According to this paper, "analytic replication" refers to attempts to reproduce results by reanalysing original data; "direct replication" refers to efforts to use the same conditions, materials and methods as an original experiment; "systematic replication" describes efforts to produce the same findings using different experimental conditions (such as trying an experiment in a different cell line or mouse strain), and "conceptual replication", which refers to attempts to demonstrate the general validity of a concept, perhaps even using different organisms.

Across the far-flung fields of scientific research, the landscape only gets more complex.
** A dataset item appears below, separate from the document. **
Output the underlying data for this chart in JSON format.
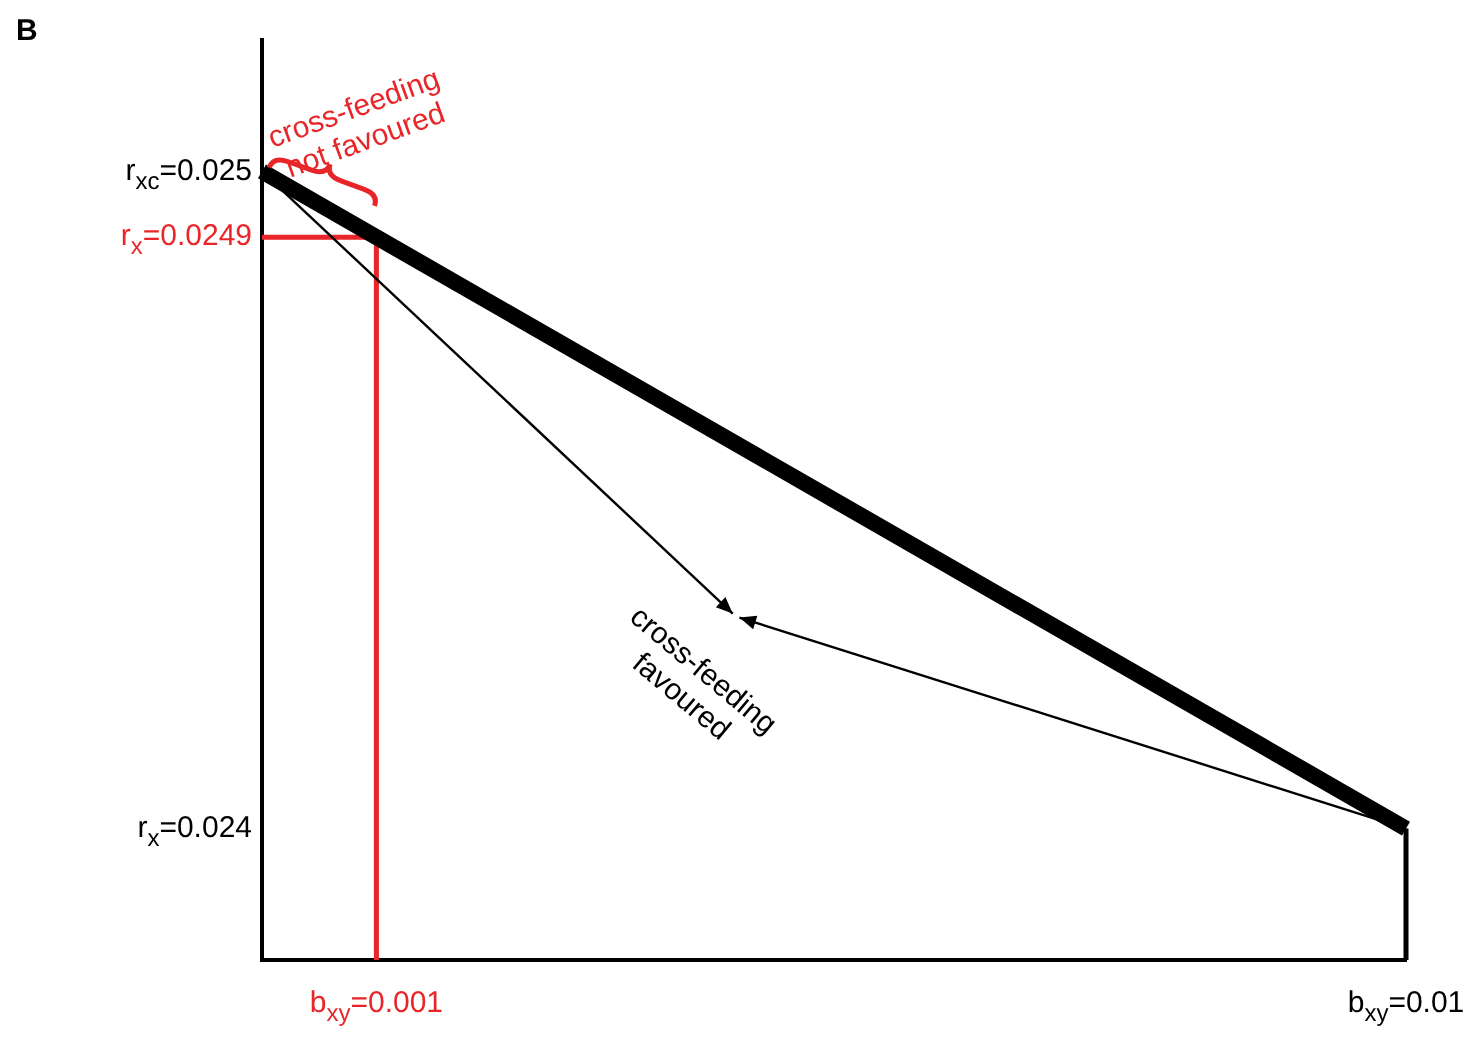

For example, the Reproducibility Project: Psychology, which attempted to replicate 100 psychology studies in order to rate psychology publications, used five indicators of successful replication, while a recent neuroimaging best practices paper came up with 10 levels of reproducibility across three general categories: "measurement stability," "analytical stability," and "generalizability."

Differentiating reproducibility seems reasonable, but maybe it's worth returning briefly to the source of the idea itself, which is generally agreed to be Robert Boyle, the OG chemist and discoverer of Boyle's law. He put reproducibility in terms of a law analogy: "For, though the testimony of a single witness shall not suffice to prove the accused party guilty of murder; yet the testimony of two witnesses, though but of equal credit . . . shall ordinarily suffice to prove a man guilty."